JERUSALEM (Feb. 24)
The Cabinet, meeting in regular session today, once again postponed a decision on the controversial issue of resettling Jews in Hebron. It was the second time in two weeks that the government avoided acting on its February 10 declaration in principle that Jews have a right to live in that West Bank Arab town.
According to observers here, Premier Menachem Begin prefers to wait until after the exchange of ambassadors with Egypt, scheduled for this Tuesday, before reviving discussion of the matter which has drawn strong criticism from the U.S. and Egypt. The government is under heavy pressure from nationalist and religious militants to take over buildings in Hebron that belonged to Jews more than 50 years ago and prepare them for occupancy by Jewish families from nearby Kiryat Arba.
Opinion in Israel is sharply divided over the wisdom of such a move at this time. Informed sources said that a compromise proposal advanced by Minister-Without-Portfolio Moshe Nissim of Likud’s Liberal Party wing, is the course most likely to be favored by Begin and urged by him on his Cabinet colleagues. Nissim suggested that instead of settling Jewish families in Hebron, the government establish institutions of learning in two of the available buildings there. They would, in effect, be branches of Kiryat Arba’s Hesder Yeshiva whose student body is organized on para-military lines and performs guard and patrol duties.

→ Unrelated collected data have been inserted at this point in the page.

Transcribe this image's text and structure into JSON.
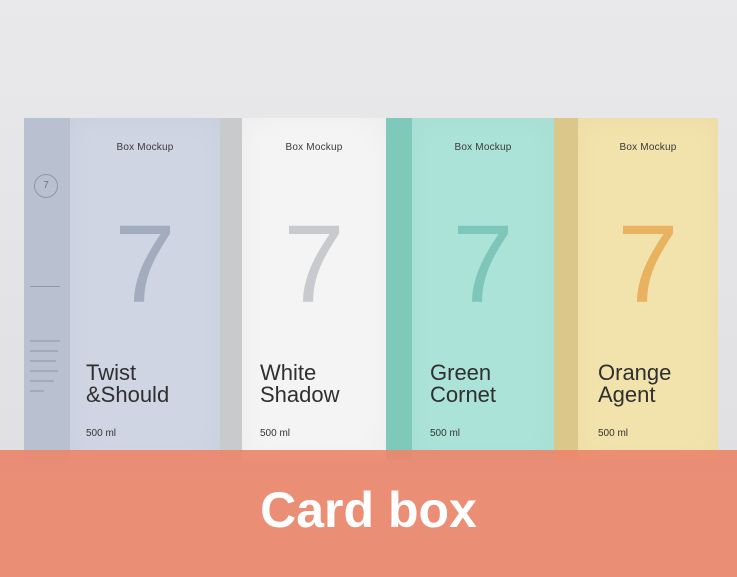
{
  "boxes": [
    {
      "brand": "Box Mockup",
      "number": "7",
      "name_line1": "Twist",
      "name_line2": "&Should",
      "volume": "500 ml",
      "color": "#cfd5e2",
      "side_color": "#b9c0d0",
      "number_color": "#a3abbe"
    },
    {
      "brand": "Box Mockup",
      "number": "7",
      "name_line1": "White",
      "name_line2": "Shadow",
      "volume": "500 ml",
      "color": "#f4f4f4",
      "side_color": "#c9cacc",
      "number_color": "#c9cacd"
    },
    {
      "brand": "Box Mockup",
      "number": "7",
      "name_line1": "Green",
      "name_line2": "Cornet",
      "volume": "500 ml",
      "color": "#ace3d8",
      "side_color": "#7fc9bb",
      "number_color": "#7dc6b9"
    },
    {
      "brand": "Box Mockup",
      "number": "7",
      "name_line1": "Orange",
      "name_line2": "Agent",
      "volume": "500 ml",
      "color": "#f2e2ab",
      "side_color": "#dcc78a",
      "number_color": "#e8b260"
    }
  ],
  "side_emblem": "7",
  "banner": {
    "text": "Card box",
    "color": "#ec876c"
  }
}
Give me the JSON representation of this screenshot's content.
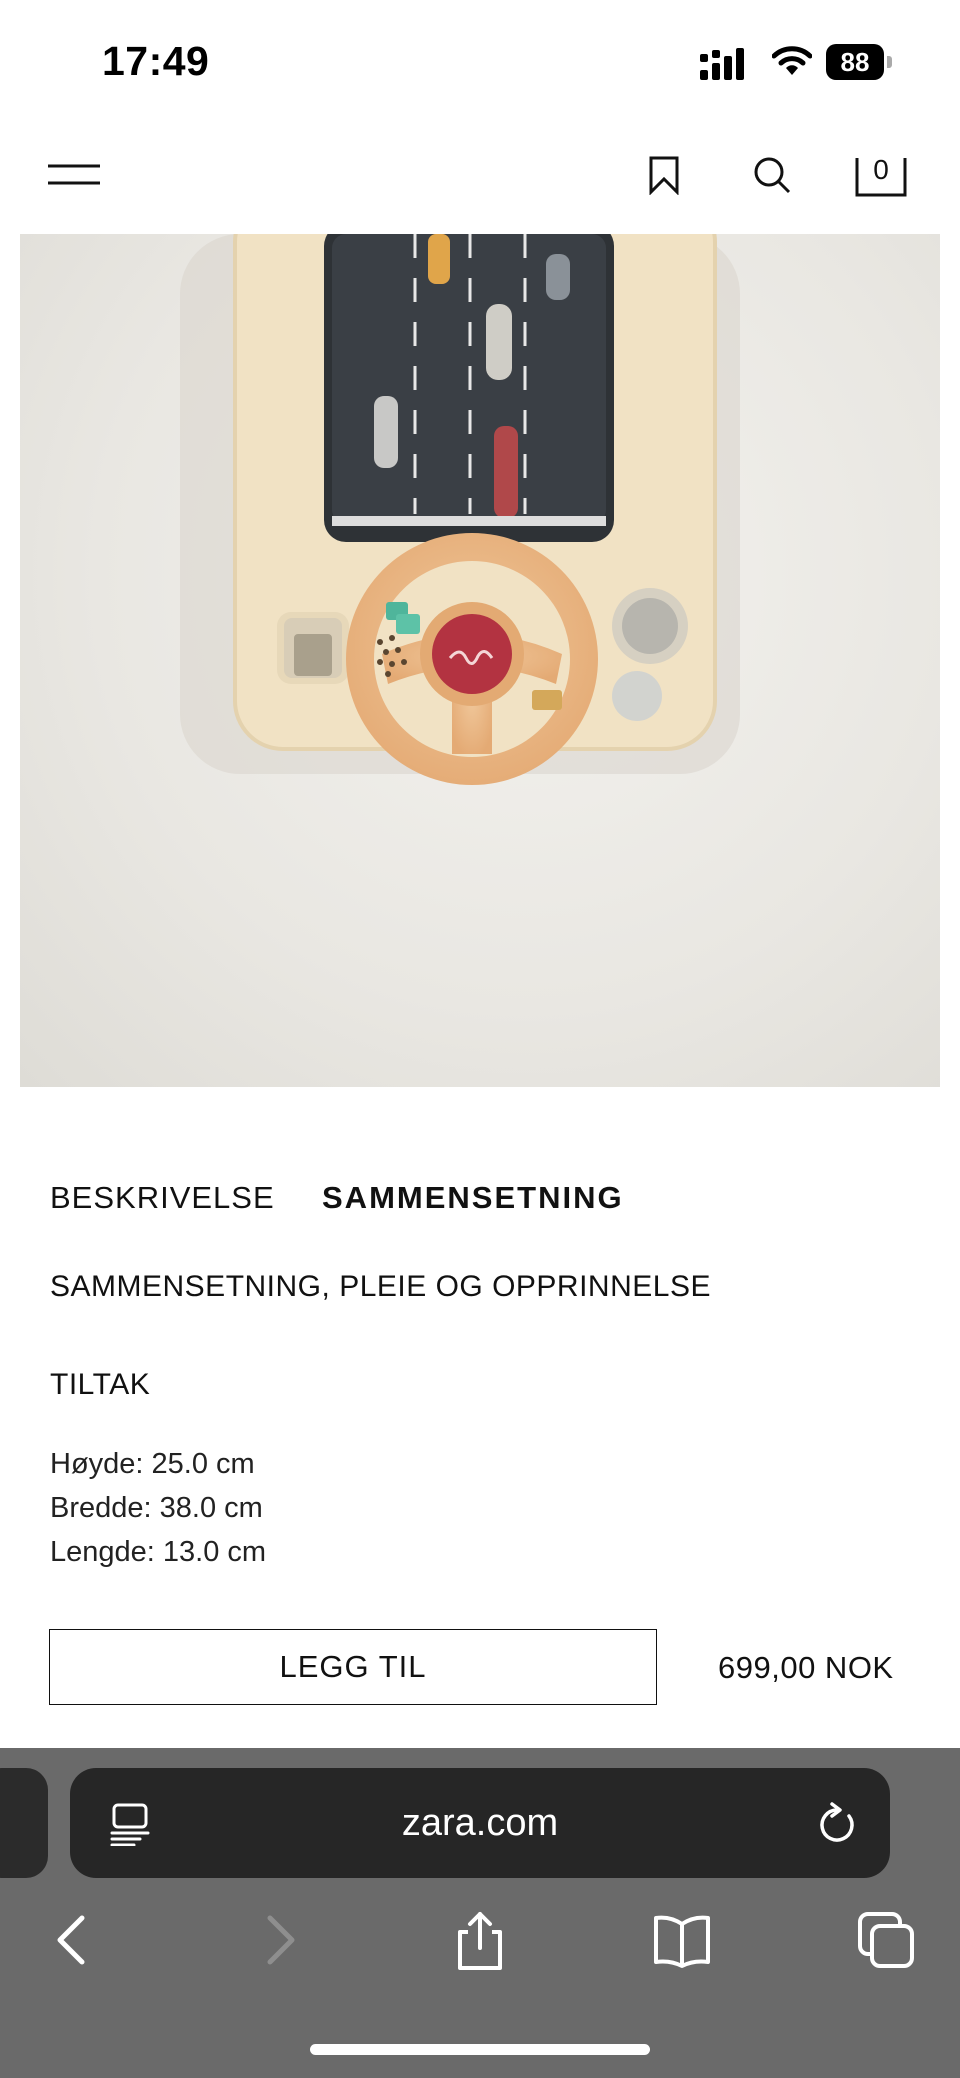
{
  "status_bar": {
    "time": "17:49",
    "battery": "88"
  },
  "header": {
    "bag_count": "0"
  },
  "product": {
    "tabs": [
      {
        "label": "BESKRIVELSE"
      },
      {
        "label": "SAMMENSETNING"
      }
    ],
    "care_heading": "SAMMENSETNING, PLEIE OG OPPRINNELSE",
    "measures_heading": "TILTAK",
    "dimensions": [
      "Høyde: 25.0 cm",
      "Bredde: 38.0 cm",
      "Lengde: 13.0 cm"
    ],
    "add_button_label": "LEGG TIL",
    "price": "699,00 NOK"
  },
  "browser": {
    "url": "zara.com"
  },
  "icons": [
    "signal-icon",
    "wifi-icon",
    "battery-icon",
    "menu-icon",
    "bookmark-icon",
    "search-icon",
    "shopping-bag-icon",
    "reader-icon",
    "reload-icon",
    "back-icon",
    "forward-icon",
    "share-icon",
    "bookmarks-icon",
    "tabs-icon"
  ]
}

Advocates of that proposal argue that it would implement the principle of a Jewish presence in Hebron without introducing a Jewish residential population in the densely Arab-population town. Yehoshua Sloma, the 23-year-old yeshiva student who was murdered in Hebron on January 31 was a Hesder student. The murder brought me long-simmering Hebron issue to a boil and prompted the Cabinet’s declaration in principle.